”Syukurlah cepat dicabut dan dihilangkan oleh Pak Jokowi,” ungkapnya.
Yusril menilai dalam Perpres yang dimaksudkan untuk memberikan kemudahan investasi ini, pemerintah seperti “keseleo lidah” dengan memberikan kemudahan investasi pabrik pembuatan miras, baik PMDN maupun PMA. Asing boleh membuka pabrik dengan modal 100 persen PMA. Begitu juga PMDN.
Sebelum Perpres ini, investasi di bidang miras ini dinyatakan tertutup. Dengan Perpres ini dinyatakan terbuka untuk investasi. Daerah yang dibuka untuk investasi ada di tiga provinsi, Bali, Sulawesi Utara dan Papua. Daerah lain boleh juga, asal diajukan oleh Gubernur kepada Kepala BKPM.

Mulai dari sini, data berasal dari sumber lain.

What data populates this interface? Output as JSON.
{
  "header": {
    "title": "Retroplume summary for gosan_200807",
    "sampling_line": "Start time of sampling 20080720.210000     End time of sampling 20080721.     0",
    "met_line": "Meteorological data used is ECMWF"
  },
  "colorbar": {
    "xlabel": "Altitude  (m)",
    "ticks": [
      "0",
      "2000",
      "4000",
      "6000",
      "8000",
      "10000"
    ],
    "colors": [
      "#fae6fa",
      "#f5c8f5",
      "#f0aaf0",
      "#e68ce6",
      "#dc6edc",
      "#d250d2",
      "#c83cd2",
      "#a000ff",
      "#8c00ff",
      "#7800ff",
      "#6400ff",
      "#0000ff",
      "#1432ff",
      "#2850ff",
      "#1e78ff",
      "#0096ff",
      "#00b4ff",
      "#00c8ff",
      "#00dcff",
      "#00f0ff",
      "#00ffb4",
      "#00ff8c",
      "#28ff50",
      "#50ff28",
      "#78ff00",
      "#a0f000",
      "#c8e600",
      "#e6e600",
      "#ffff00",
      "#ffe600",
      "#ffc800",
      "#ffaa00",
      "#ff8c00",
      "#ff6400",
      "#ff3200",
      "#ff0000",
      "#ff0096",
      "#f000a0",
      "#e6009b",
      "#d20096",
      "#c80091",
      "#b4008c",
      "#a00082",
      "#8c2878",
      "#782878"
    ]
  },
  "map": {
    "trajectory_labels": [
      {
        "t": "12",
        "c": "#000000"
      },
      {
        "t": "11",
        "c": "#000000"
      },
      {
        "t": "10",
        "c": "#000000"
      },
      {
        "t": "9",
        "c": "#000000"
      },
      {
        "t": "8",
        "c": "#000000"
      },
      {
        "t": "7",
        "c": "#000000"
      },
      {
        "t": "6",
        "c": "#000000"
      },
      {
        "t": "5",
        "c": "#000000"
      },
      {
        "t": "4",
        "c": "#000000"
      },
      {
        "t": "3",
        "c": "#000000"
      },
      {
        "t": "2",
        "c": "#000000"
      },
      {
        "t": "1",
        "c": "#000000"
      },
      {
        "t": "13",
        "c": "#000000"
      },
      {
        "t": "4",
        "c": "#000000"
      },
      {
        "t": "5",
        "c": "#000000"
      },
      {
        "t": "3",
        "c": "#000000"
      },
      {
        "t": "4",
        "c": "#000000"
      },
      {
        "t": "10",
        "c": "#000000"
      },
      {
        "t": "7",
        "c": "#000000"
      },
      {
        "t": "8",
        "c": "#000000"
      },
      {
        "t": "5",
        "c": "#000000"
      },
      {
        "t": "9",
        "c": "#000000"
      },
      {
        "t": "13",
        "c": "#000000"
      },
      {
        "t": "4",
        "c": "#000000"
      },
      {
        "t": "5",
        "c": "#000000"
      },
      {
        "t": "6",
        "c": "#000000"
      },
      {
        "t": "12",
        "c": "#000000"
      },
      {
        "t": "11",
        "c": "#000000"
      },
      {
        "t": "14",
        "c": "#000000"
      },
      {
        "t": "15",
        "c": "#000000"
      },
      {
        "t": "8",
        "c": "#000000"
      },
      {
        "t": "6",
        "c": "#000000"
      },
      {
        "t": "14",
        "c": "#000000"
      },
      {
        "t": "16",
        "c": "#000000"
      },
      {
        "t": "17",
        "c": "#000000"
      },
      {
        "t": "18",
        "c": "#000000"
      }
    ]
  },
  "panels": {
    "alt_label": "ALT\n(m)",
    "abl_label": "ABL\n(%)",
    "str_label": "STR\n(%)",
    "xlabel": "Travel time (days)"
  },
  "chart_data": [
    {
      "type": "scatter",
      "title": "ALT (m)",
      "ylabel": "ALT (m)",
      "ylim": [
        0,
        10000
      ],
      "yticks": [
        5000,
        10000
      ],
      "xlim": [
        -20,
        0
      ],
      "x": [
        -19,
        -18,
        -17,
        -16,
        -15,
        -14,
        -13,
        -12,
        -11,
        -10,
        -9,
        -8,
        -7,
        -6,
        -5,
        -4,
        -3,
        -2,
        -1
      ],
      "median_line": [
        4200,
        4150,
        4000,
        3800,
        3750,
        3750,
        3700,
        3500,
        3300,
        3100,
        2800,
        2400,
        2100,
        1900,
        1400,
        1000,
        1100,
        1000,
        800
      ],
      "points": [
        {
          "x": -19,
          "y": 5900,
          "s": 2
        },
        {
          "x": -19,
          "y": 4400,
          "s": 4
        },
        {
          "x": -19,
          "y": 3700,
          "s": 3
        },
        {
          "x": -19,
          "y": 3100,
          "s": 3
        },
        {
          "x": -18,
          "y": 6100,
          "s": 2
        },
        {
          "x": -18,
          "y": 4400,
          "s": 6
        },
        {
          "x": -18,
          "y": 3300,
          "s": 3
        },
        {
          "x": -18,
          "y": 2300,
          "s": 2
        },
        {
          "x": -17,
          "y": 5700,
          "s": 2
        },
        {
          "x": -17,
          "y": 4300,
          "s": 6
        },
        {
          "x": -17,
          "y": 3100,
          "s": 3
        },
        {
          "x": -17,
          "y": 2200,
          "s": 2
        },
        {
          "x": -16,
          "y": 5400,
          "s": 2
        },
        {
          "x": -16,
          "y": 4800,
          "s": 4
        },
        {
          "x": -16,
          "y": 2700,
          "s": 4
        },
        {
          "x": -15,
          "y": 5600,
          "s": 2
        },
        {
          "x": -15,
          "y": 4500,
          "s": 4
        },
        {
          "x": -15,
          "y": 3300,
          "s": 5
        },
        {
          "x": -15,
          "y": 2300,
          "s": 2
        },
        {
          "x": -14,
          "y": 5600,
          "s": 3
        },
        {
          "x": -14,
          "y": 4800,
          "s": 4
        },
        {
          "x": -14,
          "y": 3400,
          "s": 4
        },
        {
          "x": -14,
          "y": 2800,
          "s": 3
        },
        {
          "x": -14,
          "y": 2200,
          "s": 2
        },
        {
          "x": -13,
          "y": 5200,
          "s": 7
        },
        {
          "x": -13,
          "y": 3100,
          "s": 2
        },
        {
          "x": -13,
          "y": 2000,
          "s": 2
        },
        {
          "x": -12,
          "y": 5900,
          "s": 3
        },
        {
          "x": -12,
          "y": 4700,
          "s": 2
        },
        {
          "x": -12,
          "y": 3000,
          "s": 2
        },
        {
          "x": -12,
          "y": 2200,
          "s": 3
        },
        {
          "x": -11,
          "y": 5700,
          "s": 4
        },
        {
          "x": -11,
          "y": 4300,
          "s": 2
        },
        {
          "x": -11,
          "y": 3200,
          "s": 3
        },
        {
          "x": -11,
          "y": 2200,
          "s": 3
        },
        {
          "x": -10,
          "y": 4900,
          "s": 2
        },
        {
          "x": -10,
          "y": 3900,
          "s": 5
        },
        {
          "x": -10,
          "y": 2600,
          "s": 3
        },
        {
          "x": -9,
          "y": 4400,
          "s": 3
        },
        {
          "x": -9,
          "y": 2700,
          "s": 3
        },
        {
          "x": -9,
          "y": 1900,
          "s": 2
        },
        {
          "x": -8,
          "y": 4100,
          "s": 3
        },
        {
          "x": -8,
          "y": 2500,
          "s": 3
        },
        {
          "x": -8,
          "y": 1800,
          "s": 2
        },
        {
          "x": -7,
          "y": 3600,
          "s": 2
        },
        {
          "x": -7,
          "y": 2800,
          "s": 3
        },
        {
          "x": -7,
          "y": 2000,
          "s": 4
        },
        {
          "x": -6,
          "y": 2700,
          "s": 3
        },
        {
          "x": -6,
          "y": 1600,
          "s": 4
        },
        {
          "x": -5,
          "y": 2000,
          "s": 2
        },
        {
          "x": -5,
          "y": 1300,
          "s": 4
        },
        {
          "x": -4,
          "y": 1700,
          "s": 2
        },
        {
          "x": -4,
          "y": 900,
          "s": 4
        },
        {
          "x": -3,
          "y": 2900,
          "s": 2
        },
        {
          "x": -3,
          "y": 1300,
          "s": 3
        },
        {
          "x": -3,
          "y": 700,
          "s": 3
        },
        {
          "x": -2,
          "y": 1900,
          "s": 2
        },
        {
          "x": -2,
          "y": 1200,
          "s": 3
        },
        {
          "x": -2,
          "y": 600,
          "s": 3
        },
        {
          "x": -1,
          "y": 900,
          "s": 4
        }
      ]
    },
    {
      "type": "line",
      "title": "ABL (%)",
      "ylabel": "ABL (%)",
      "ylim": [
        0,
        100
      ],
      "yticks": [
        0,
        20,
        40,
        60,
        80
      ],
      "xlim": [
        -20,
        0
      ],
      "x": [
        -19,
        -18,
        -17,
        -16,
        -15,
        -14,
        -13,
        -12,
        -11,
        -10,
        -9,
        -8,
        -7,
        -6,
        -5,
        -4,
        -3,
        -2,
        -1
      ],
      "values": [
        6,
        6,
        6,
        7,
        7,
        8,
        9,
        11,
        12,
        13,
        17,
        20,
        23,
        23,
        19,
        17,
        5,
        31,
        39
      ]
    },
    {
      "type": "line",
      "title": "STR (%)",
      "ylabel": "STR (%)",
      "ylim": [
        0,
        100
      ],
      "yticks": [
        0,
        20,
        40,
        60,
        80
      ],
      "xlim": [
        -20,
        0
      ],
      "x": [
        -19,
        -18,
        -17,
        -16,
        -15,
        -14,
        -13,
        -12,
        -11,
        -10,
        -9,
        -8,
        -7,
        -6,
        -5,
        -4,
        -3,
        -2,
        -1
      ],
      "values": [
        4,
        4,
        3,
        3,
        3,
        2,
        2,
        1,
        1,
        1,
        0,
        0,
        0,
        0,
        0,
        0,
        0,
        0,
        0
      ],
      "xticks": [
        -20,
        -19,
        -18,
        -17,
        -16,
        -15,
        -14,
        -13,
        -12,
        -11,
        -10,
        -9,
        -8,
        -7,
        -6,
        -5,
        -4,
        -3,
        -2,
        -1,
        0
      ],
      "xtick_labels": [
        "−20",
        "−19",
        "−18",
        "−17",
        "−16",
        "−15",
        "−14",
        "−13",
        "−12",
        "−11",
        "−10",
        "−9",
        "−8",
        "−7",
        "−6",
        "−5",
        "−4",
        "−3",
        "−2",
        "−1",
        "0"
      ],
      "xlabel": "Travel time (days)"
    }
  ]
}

”Ini berarti peluang untuk membuka pabrik miras bisa berdiri di mana saja asal diusulkan melalui Gubernur ke Pemetintah Pusat. Keruan saja, pengaturan dalam lampiran Perpres ini mendapat penolakan dari daerah-daerah yang pengaruh Islamnya sangat kuat,” ungkapnya.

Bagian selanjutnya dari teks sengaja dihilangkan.